Am 10. August 1932 erhob der Kläger beim Amtsgericht Trachselwald Klage mit
dem Antrag, das Scheidungsurteil sei in dem Sinne abzuändern, dass das aus der
Ehe entsprossene Kind zur Pflege, Erziehung und Ausbildung seinem Vater
zugesprochen und seiner väterlichen Gewalt unterstellt wird.
B. -Mit «Eingabe» vom 24. Januar 1933 stellten die Vormundschaftsbehörde von
Sumiswald und N. Solari in Mailand (dieser in seiner Eigenschaft als am 28.

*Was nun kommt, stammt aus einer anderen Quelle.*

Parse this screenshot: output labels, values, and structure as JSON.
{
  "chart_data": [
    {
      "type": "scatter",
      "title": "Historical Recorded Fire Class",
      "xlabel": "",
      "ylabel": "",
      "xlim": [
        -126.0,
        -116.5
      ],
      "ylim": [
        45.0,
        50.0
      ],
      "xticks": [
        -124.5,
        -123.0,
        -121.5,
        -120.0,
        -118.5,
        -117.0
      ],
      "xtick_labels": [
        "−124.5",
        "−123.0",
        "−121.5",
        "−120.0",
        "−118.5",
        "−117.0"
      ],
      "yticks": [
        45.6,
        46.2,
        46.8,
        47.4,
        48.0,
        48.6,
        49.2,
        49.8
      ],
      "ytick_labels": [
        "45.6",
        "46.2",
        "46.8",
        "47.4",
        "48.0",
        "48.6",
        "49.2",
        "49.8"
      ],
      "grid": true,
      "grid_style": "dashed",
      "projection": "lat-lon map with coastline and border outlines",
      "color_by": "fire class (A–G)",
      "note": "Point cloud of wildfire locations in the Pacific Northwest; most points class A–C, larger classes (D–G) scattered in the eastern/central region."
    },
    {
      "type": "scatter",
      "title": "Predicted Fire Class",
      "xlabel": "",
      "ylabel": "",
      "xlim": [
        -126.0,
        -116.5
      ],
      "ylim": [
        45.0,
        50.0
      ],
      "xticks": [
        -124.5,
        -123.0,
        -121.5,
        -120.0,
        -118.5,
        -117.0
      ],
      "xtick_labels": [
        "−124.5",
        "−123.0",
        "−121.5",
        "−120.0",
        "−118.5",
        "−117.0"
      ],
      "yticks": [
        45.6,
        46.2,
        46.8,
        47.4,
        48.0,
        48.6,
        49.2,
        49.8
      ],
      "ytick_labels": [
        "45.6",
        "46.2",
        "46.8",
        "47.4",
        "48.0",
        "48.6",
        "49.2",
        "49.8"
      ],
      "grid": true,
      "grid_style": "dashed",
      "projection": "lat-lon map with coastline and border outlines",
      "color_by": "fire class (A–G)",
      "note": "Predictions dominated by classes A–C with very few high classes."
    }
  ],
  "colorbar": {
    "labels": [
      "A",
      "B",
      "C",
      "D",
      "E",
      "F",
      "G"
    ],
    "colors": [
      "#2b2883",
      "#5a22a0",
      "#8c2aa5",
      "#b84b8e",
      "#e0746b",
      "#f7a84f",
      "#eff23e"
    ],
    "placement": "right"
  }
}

Oktober 1932 von der Vormundschaftsbehörde Sumiswald dem Kinde bestellter
Vormund) den Antrag: Das Begehren um Unterstellung des Kindes unter die
väterliche Gewalt sei abzuweisen.
C. - Das Amtsgericht Trachselwald hat am 5. Oktober 1934 die Klage
gutgeheissen.
D. - Auf die Appellation der Vormundschaftsbehörde von Sumiswald und der
mütterlichen Grossmutter des Kindes ist der Appellationshof des Kantons Bern
am 5. Dezember 1934 nicht eingetreten.
In den Entscheidungsgründen wird unter Hinweis auf ein früheres, in der
Zeitschrift des bernischen Juristenvereins 61, 276 abgedrucktes Urteil
verneint, dass im Verfahren nach Art. 157 ZGB eine Vormundschaftsbehörde als
passivlegitimierte Partei ins Recht gefasst werden könne, und weiter wird
verneint, dass aus dem in Art. 157 ZGB festgelegten Recht der
Vormundschaftsbehörde, Begehren zu stellen, das Recht abgeleitet werden könne,
die Abänderung eines erstinstanzlichen Urteils zu beantragen.
E. - Gegen dieses Urteil hat die Vormundschaftsbehörde von Sumiswald die
Berufung an das Bundesgericht eingelegt mit den Anträgen, es sei aufzuheben,
die Sachlegitimation der Vormundschaftsbehörde sei zu bejahen und das
Klagebegehren unter Aufrechterhaltung der von der Vormundschaftsbehörde am 28.
Oktober 1932 verfügten Vormundschaft abzuweisen, eventuell sei die Sache zur
materiellen Beurteilung zurückzuweisen.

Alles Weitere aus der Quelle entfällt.